Operating System Commands by Http Request
Definition
Operating system command execution vulnerabilities are weaknesses that allow malicious users to execute malicious code or induce abnormal behavior within a system using the commands of the operating system.
List of Vulnerability Trigger Points
All pages
When receiving an HTTP request and the operating system executes a command based on the parameter value
Vulnerability Verification Methods
Insert publicly known operating system command execution code into parameter values passed to the web application and verify if the command is executed.
Apache Struts 2 RCE (Remote Code Execution) vulnerability (publicly known operating system command execution code) reference site: https://cwiki.apache.org/confluence/display/WW/Security+Bulletins
The code below utilizes a vulnerability in the Struts 2 framework. If the web page is vulnerable, the result of
3*4
, which is 12, will be displayed on the page.<http://host/struts2-blank/example/X.action?action:%25{3\\\\*4}>
Attack Methods
Attack Scenario
The attacker generates malicious input to be sent to the system.
In vulnerable sections, the input is interpreted as an operating system command or directly passed to a command execution function.
This results in the execution of malicious code or abnormal system behavior.
Process of Occurrence
Detailed Process Explanation
The attacker generates malicious input.
In vulnerable sections, insufficient input validation or incorrect interpretation of external input occurs as an operating system command.

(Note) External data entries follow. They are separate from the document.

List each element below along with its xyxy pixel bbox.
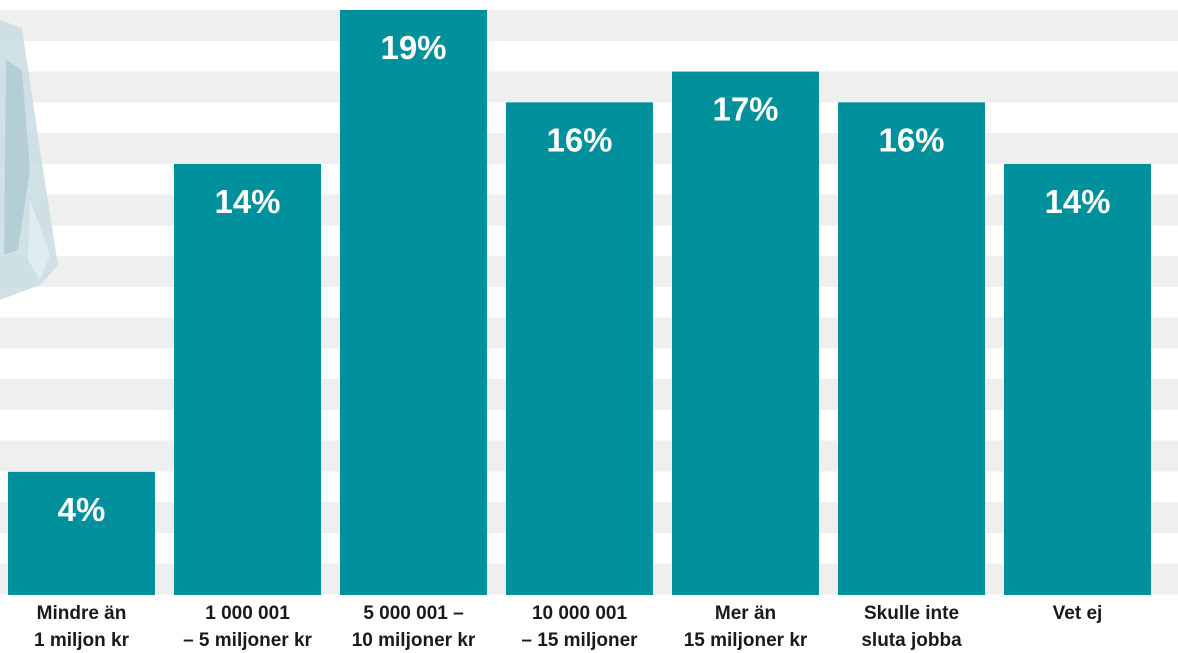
bar-value-label: 14%	[214, 183, 280, 220]
bars-group: 4% 14% 19% 16% 17% 16% 14%	[8, 10, 1151, 596]
decorative-illustration	[0, 20, 58, 300]
bar	[838, 102, 985, 596]
category-label: Vet ej	[1053, 603, 1103, 624]
category-labels-group: Mindre än 1 miljon kr 1 000 001 – 5 miljone…	[34, 603, 1102, 651]
bar-value-label: 17%	[712, 91, 778, 128]
bar-value-label: 4%	[58, 491, 106, 528]
category-label: sluta jobba	[861, 630, 962, 651]
bar-value-label: 16%	[878, 121, 944, 158]
category-label: 1 miljon kr	[34, 630, 130, 651]
bar-value-label: 16%	[546, 121, 612, 158]
category-label: 10 000 001	[532, 603, 628, 624]
category-label: Skulle inte	[864, 603, 959, 624]
bar	[174, 163, 321, 595]
category-label: – 15 miljoner	[521, 630, 638, 651]
grid-stripe	[0, 71, 1178, 103]
grid-stripe	[0, 10, 1178, 41]
category-label: 15 miljoner kr	[684, 630, 808, 651]
bar	[340, 10, 487, 595]
bar	[1004, 163, 1151, 595]
category-label: – 5 miljoner kr	[183, 630, 312, 651]
category-label: 5 000 001 –	[363, 603, 463, 624]
category-label: 10 miljoner kr	[352, 630, 476, 651]
bar-value-label: 14%	[1044, 183, 1110, 220]
bar-value-label: 19%	[380, 29, 446, 66]
bar	[506, 102, 653, 596]
bar	[672, 71, 819, 595]
category-label: Mindre än	[37, 603, 127, 624]
category-label: 1 000 001	[205, 603, 290, 624]
bar	[8, 471, 155, 595]
category-label: Mer än	[715, 603, 776, 624]
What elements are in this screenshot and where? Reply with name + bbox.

This leads to the execution of malicious code within the system or abnormal system behavior.
Mitigation Measures
Header information restriction: Configure HTTP responses to avoid revealing version information in a few response pages.
HTTP entity: Safely handle command execution by passing user input as arguments to operating system commands.

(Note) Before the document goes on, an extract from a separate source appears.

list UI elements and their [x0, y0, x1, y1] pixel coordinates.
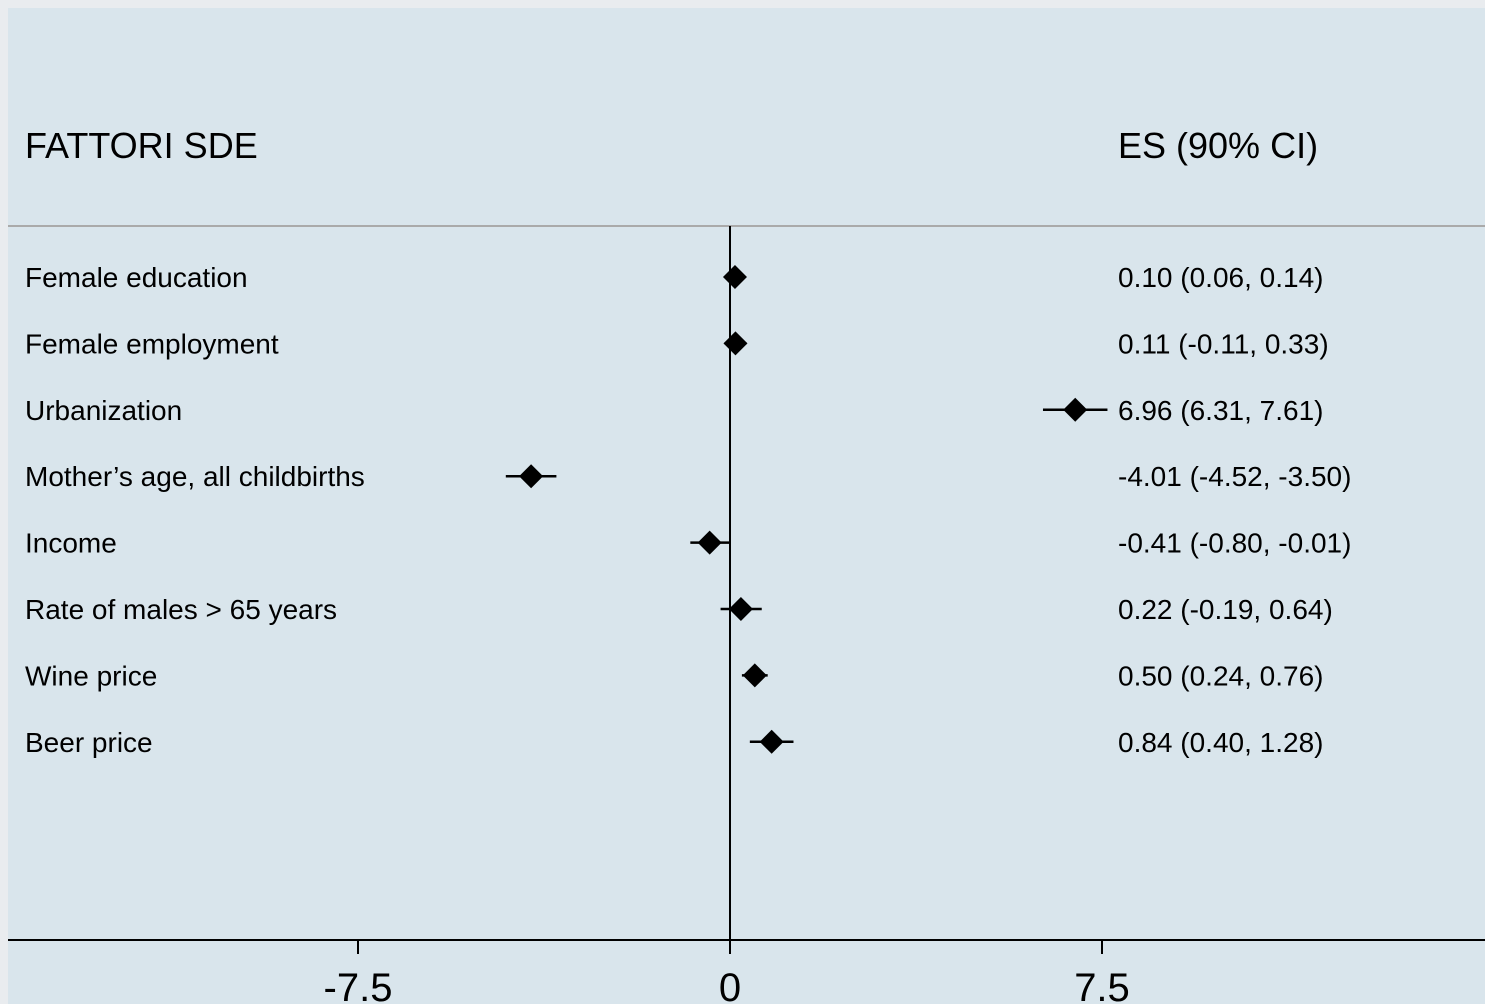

Input validation and filtering: Transform or restrict user input into a trusted format to prevent malicious code injection.
Permission restriction: Minimize the impact of attacks by limiting the scope of executable commands or restricting the permissions required for command execution.
Use of appropriate command execution functions: Utilize secure operating system command execution functions or libraries that perform security checks.